Program to find the maximum profit we can get by buying on stock market multiple times in Python

Suppose we have a list of prices representing the stock prices of a company in chronological sequence, we have to find the maximum profit we could have made from buying and selling that stock any number of times. We have to keep in mind that we must buy before we can sell it.

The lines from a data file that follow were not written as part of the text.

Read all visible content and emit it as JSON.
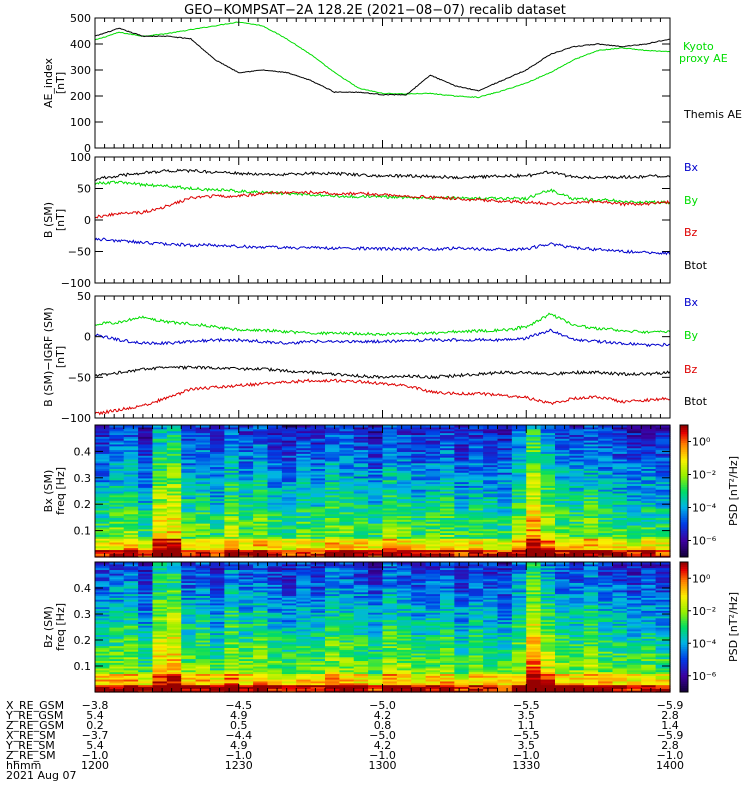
{
  "title": "GEO−KOMPSAT−2A 128.2E (2021−08−07) recalib dataset",
  "chart_data": [
    {
      "type": "line",
      "id": "ae",
      "ylabel": "AE_index [nT]",
      "ylabel_lines": [
        "AE_index",
        "[nT]"
      ],
      "ylim": [
        0,
        500
      ],
      "yticks": [
        0,
        100,
        200,
        300,
        400,
        500
      ],
      "x": [
        0,
        5,
        10,
        15,
        20,
        25,
        30,
        35,
        40,
        45,
        50,
        55,
        60,
        65,
        70,
        75,
        80,
        85,
        90,
        95,
        100,
        105,
        110,
        115,
        120
      ],
      "series": [
        {
          "name": "Kyoto proxy AE",
          "color": "#00dd00",
          "values": [
            415,
            445,
            430,
            440,
            455,
            470,
            485,
            470,
            420,
            360,
            290,
            230,
            210,
            208,
            210,
            200,
            195,
            220,
            250,
            290,
            340,
            375,
            385,
            375,
            370
          ]
        },
        {
          "name": "Themis AE",
          "color": "#000000",
          "values": [
            430,
            460,
            430,
            430,
            420,
            340,
            290,
            300,
            290,
            260,
            215,
            215,
            205,
            205,
            280,
            240,
            220,
            260,
            300,
            360,
            390,
            400,
            390,
            400,
            420
          ]
        }
      ]
    },
    {
      "type": "line",
      "id": "bsm",
      "ylabel": "B (SM) [nT]",
      "ylabel_lines": [
        "B (SM)",
        "[nT]"
      ],
      "ylim": [
        -100,
        100
      ],
      "yticks": [
        -100,
        -50,
        0,
        50,
        100
      ],
      "x": [
        0,
        5,
        10,
        15,
        20,
        25,
        30,
        35,
        40,
        45,
        50,
        55,
        60,
        65,
        70,
        75,
        80,
        85,
        90,
        95,
        100,
        105,
        110,
        115,
        120
      ],
      "series": [
        {
          "name": "Bx",
          "color": "#0000cc",
          "values": [
            -30,
            -33,
            -36,
            -38,
            -40,
            -40,
            -42,
            -43,
            -44,
            -44,
            -45,
            -45,
            -46,
            -46,
            -46,
            -45,
            -46,
            -47,
            -46,
            -38,
            -44,
            -47,
            -50,
            -52,
            -53
          ]
        },
        {
          "name": "By",
          "color": "#00dd00",
          "values": [
            58,
            60,
            56,
            54,
            50,
            48,
            46,
            44,
            42,
            40,
            38,
            37,
            37,
            36,
            35,
            35,
            34,
            34,
            34,
            48,
            33,
            32,
            30,
            28,
            28
          ]
        },
        {
          "name": "Bz",
          "color": "#dd0000",
          "values": [
            5,
            10,
            12,
            22,
            35,
            38,
            38,
            42,
            44,
            44,
            42,
            42,
            40,
            38,
            36,
            34,
            32,
            30,
            28,
            26,
            28,
            30,
            25,
            26,
            28
          ]
        },
        {
          "name": "Btot",
          "color": "#000000",
          "values": [
            65,
            70,
            75,
            78,
            78,
            76,
            74,
            72,
            72,
            74,
            74,
            72,
            70,
            70,
            69,
            68,
            68,
            70,
            70,
            76,
            68,
            68,
            68,
            69,
            70
          ]
        }
      ]
    },
    {
      "type": "line",
      "id": "bigrf",
      "ylabel": "B (SM)−IGRF (SM) [nT]",
      "ylabel_lines": [
        "B (SM)−IGRF (SM)",
        "[nT]"
      ],
      "ylim": [
        -100,
        50
      ],
      "yticks": [
        -100,
        -50,
        0,
        50
      ],
      "x": [
        0,
        5,
        10,
        15,
        20,
        25,
        30,
        35,
        40,
        45,
        50,
        55,
        60,
        65,
        70,
        75,
        80,
        85,
        90,
        95,
        100,
        105,
        110,
        115,
        120
      ],
      "series": [
        {
          "name": "Bx",
          "color": "#0000cc",
          "values": [
            2,
            -4,
            -8,
            -8,
            -6,
            -4,
            -4,
            -6,
            -8,
            -6,
            -6,
            -6,
            -6,
            -5,
            -4,
            -4,
            -4,
            -4,
            -2,
            8,
            -4,
            -6,
            -8,
            -10,
            -10
          ]
        },
        {
          "name": "By",
          "color": "#00dd00",
          "values": [
            15,
            18,
            24,
            18,
            16,
            12,
            8,
            8,
            6,
            4,
            4,
            4,
            3,
            4,
            4,
            6,
            7,
            8,
            12,
            28,
            14,
            10,
            8,
            5,
            6
          ]
        },
        {
          "name": "Bz",
          "color": "#dd0000",
          "values": [
            -95,
            -90,
            -85,
            -75,
            -65,
            -62,
            -60,
            -58,
            -56,
            -54,
            -54,
            -55,
            -58,
            -60,
            -68,
            -70,
            -70,
            -72,
            -75,
            -82,
            -76,
            -74,
            -80,
            -78,
            -76
          ]
        },
        {
          "name": "Btot",
          "color": "#000000",
          "values": [
            -48,
            -44,
            -40,
            -38,
            -38,
            -38,
            -40,
            -40,
            -42,
            -44,
            -46,
            -48,
            -50,
            -48,
            -50,
            -48,
            -46,
            -44,
            -44,
            -46,
            -44,
            -44,
            -46,
            -46,
            -44
          ]
        }
      ]
    },
    {
      "type": "heatmap",
      "id": "spec_bx",
      "ylabel": "Bx (SM) freq [Hz]",
      "ylabel_lines": [
        "Bx (SM)",
        "freq [Hz]"
      ],
      "ylim": [
        0,
        0.5
      ],
      "yticks": [
        0.1,
        0.2,
        0.3,
        0.4
      ],
      "colorbar_label": "PSD [nT²/Hz]",
      "colorbar_ticks": [
        "10⁰",
        "10⁻²",
        "10⁻⁴",
        "10⁻⁶"
      ],
      "colorbar_tick_exps": [
        0,
        -2,
        -4,
        -6
      ],
      "colorbar_range_exp": [
        -7,
        1
      ],
      "activity": [
        0.35,
        0.45,
        0.5,
        0.3,
        0.75,
        0.8,
        0.4,
        0.45,
        0.3,
        0.55,
        0.4,
        0.5,
        0.35,
        0.3,
        0.4,
        0.35,
        0.5,
        0.45,
        0.4,
        0.3,
        0.5,
        0.45,
        0.35,
        0.4,
        0.45,
        0.3,
        0.4,
        0.35,
        0.3,
        0.5,
        0.9,
        0.6,
        0.45,
        0.4,
        0.5,
        0.4,
        0.35,
        0.3,
        0.35,
        0.3
      ]
    },
    {
      "type": "heatmap",
      "id": "spec_bz",
      "ylabel": "Bz (SM) freq [Hz]",
      "ylabel_lines": [
        "Bz (SM)",
        "freq [Hz]"
      ],
      "ylim": [
        0,
        0.5
      ],
      "yticks": [
        0.1,
        0.2,
        0.3,
        0.4
      ],
      "colorbar_label": "PSD [nT²/Hz]",
      "colorbar_ticks": [
        "10⁰",
        "10⁻²",
        "10⁻⁴",
        "10⁻⁶"
      ],
      "colorbar_tick_exps": [
        0,
        -2,
        -4,
        -6
      ],
      "colorbar_range_exp": [
        -7,
        1
      ],
      "activity": [
        0.45,
        0.5,
        0.55,
        0.35,
        0.8,
        0.85,
        0.45,
        0.5,
        0.35,
        0.6,
        0.45,
        0.55,
        0.4,
        0.35,
        0.45,
        0.4,
        0.55,
        0.5,
        0.45,
        0.35,
        0.55,
        0.5,
        0.4,
        0.45,
        0.5,
        0.35,
        0.45,
        0.4,
        0.35,
        0.55,
        0.95,
        0.65,
        0.5,
        0.45,
        0.55,
        0.45,
        0.4,
        0.35,
        0.4,
        0.35
      ]
    }
  ],
  "x_axis": {
    "tick_minutes": [
      0,
      30,
      60,
      90,
      120
    ],
    "minor_step_minutes": 2
  },
  "ephemeris": {
    "labels": [
      "X_RE_GSM",
      "Y_RE_GSM",
      "Z_RE_GSM",
      "X_RE_SM",
      "Y_RE_SM",
      "Z_RE_SM",
      "hhmm",
      "2021 Aug 07"
    ],
    "columns": [
      [
        "−3.8",
        "5.4",
        "0.2",
        "−3.7",
        "5.4",
        "−1.0",
        "1200"
      ],
      [
        "−4.5",
        "4.9",
        "0.5",
        "−4.4",
        "4.9",
        "−1.0",
        "1230"
      ],
      [
        "−5.0",
        "4.2",
        "0.8",
        "−5.0",
        "4.2",
        "−1.0",
        "1300"
      ],
      [
        "−5.5",
        "3.5",
        "1.1",
        "−5.5",
        "3.5",
        "−1.0",
        "1330"
      ],
      [
        "−5.9",
        "2.8",
        "1.4",
        "−5.9",
        "2.8",
        "−1.0",
        "1400"
      ]
    ]
  }
}
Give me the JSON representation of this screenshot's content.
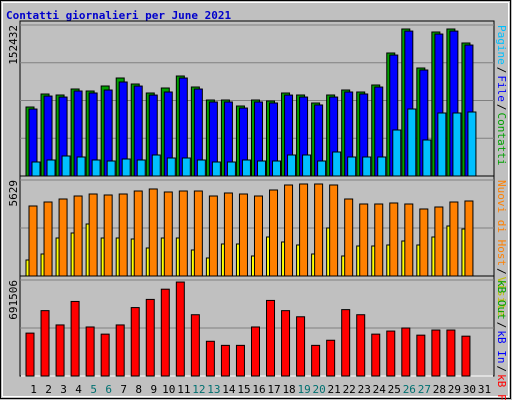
{
  "chart_data": {
    "type": "bar",
    "title": "Contatti giornalieri per June 2021",
    "categories": [
      "1",
      "2",
      "3",
      "4",
      "5",
      "6",
      "7",
      "8",
      "9",
      "10",
      "11",
      "12",
      "13",
      "14",
      "15",
      "16",
      "17",
      "18",
      "19",
      "20",
      "21",
      "22",
      "23",
      "24",
      "25",
      "26",
      "27",
      "28",
      "29",
      "30",
      "31"
    ],
    "category_colors": [
      "#000",
      "#000",
      "#000",
      "#000",
      "#007070",
      "#007070",
      "#000",
      "#000",
      "#000",
      "#000",
      "#000",
      "#007070",
      "#007070",
      "#000",
      "#000",
      "#000",
      "#000",
      "#000",
      "#007070",
      "#007070",
      "#000",
      "#000",
      "#000",
      "#000",
      "#000",
      "#007070",
      "#007070",
      "#000",
      "#000",
      "#000",
      "#000"
    ],
    "grid_divisions": [
      4,
      2,
      2
    ],
    "panels": [
      {
        "ylim": [
          0,
          152432
        ],
        "yticks": [
          152432
        ],
        "series": [
          {
            "name": "Contatti",
            "color": "#00a000",
            "values": [
              69656,
              82779,
              81770,
              87827,
              85808,
              90855,
              98931,
              92874,
              83789,
              88836,
              100950,
              89846,
              76722,
              76722,
              70665,
              76722,
              75713,
              83789,
              81770,
              73694,
              81770,
              86817,
              84798,
              91865,
              124169,
              148397,
              109026,
              145369,
              148397,
              134264,
              null
            ]
          },
          {
            "name": "File",
            "color": "#0000ff",
            "values": [
              67600,
              80700,
              79700,
              85800,
              83800,
              86800,
              94900,
              90800,
              81700,
              84800,
              98900,
              87800,
              74700,
              74700,
              68600,
              74700,
              73700,
              81700,
              79700,
              71700,
              79700,
              84800,
              82800,
              89800,
              122100,
              146300,
              107000,
              143300,
              146300,
              132200,
              null
            ]
          },
          {
            "name": "Pagine",
            "color": "#00c0ff",
            "values": [
              14133,
              16152,
              20190,
              19181,
              16152,
              15143,
              17162,
              16152,
              21200,
              18171,
              18171,
              16152,
              14133,
              14133,
              16152,
              15143,
              15143,
              21200,
              21200,
              15143,
              24228,
              19181,
              19181,
              19181,
              46437,
              67637,
              36342,
              63599,
              63599,
              64608,
              null
            ]
          }
        ]
      },
      {
        "ylim": [
          0,
          5629
        ],
        "yticks": [
          5629
        ],
        "series": [
          {
            "name": "Visite",
            "color": "#ffff00",
            "values": [
              938,
              1290,
              2228,
              2522,
              3049,
              2228,
              2228,
              2170,
              1642,
              2228,
              2228,
              1525,
              1056,
              1877,
              1877,
              1173,
              2287,
              1994,
              1818,
              1290,
              2815,
              1173,
              1759,
              1759,
              1818,
              2052,
              1818,
              2287,
              2932,
              2756,
              null
            ]
          },
          {
            "name": "Nuovi di Host",
            "color": "#ff8000",
            "values": [
              4105,
              4339,
              4515,
              4691,
              4808,
              4750,
              4808,
              4984,
              5102,
              4926,
              4984,
              4984,
              4691,
              4867,
              4808,
              4691,
              5043,
              5336,
              5395,
              5395,
              5336,
              4515,
              4222,
              4222,
              4281,
              4222,
              3929,
              4046,
              4339,
              4398,
              null
            ]
          }
        ]
      },
      {
        "ylim": [
          0,
          691506
        ],
        "yticks": [
          691506
        ],
        "labels": [
          {
            "text": "kB Out",
            "color": "#00a000"
          },
          {
            "text": "kB In",
            "color": "#0000ff"
          }
        ],
        "series": [
          {
            "name": "kB F",
            "color": "#ff0000",
            "values": [
              308969,
              470810,
              367820,
              537017,
              353107,
              301612,
              367820,
              492879,
              551730,
              625294,
              676789,
              441384,
              250118,
              220692,
              220692,
              353107,
              544366,
              470810,
              426671,
              220692,
              257474,
              478166,
              441384,
              301612,
              323682,
              345751,
              294256,
              331038,
              331038,
              286900,
              null
            ]
          }
        ]
      }
    ]
  }
}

So, if the input is like prices = [10, 50, 30, 40, 60], then the output will be 70, as we can buy at 10, sell at 50, buy at 30, and sell at 60.

Algorithm

To solve this, we will follow these steps:

• prev_price := infinity
• profit := 0
• for each p in prices, do
  • if p > prev_price, then
    • profit := profit + p - prev_price
  • prev_price := p
• return profit

Implementation

Let us see the following implementation to get better understanding:

class Solution:
    def solve(self, prices):
        prev_price = float("inf")
        profit = 0
        for p in prices:
            if p > prev_price:
                profit += p - prev_price
            prev_price = p
        return profit

ob = Solution()
print(ob.solve([10, 50, 30, 40, 60]))

70

How It Works

The algorithm works by capturing every profitable price increase. When the current price is higher than the previous price, we add the difference to our total profit. This approach automatically handles multiple buy-sell transactions to maximize profit.

Alternative Approach

We can also solve this using a simpler approach by directly comparing consecutive prices:

def max_profit(prices):
    profit = 0
    for i in range(1, len(prices)):
        if prices[i] > prices[i-1]:
            profit += prices[i] - prices[i-1]
    return profit

prices = [10, 50, 30, 40, 60]
print(max_profit(prices))

70

Conclusion

The key insight is to capture every profitable price increase by buying before each upward trend and selling at peaks. Both approaches achieve O(n) time complexity with maximum profit calculation.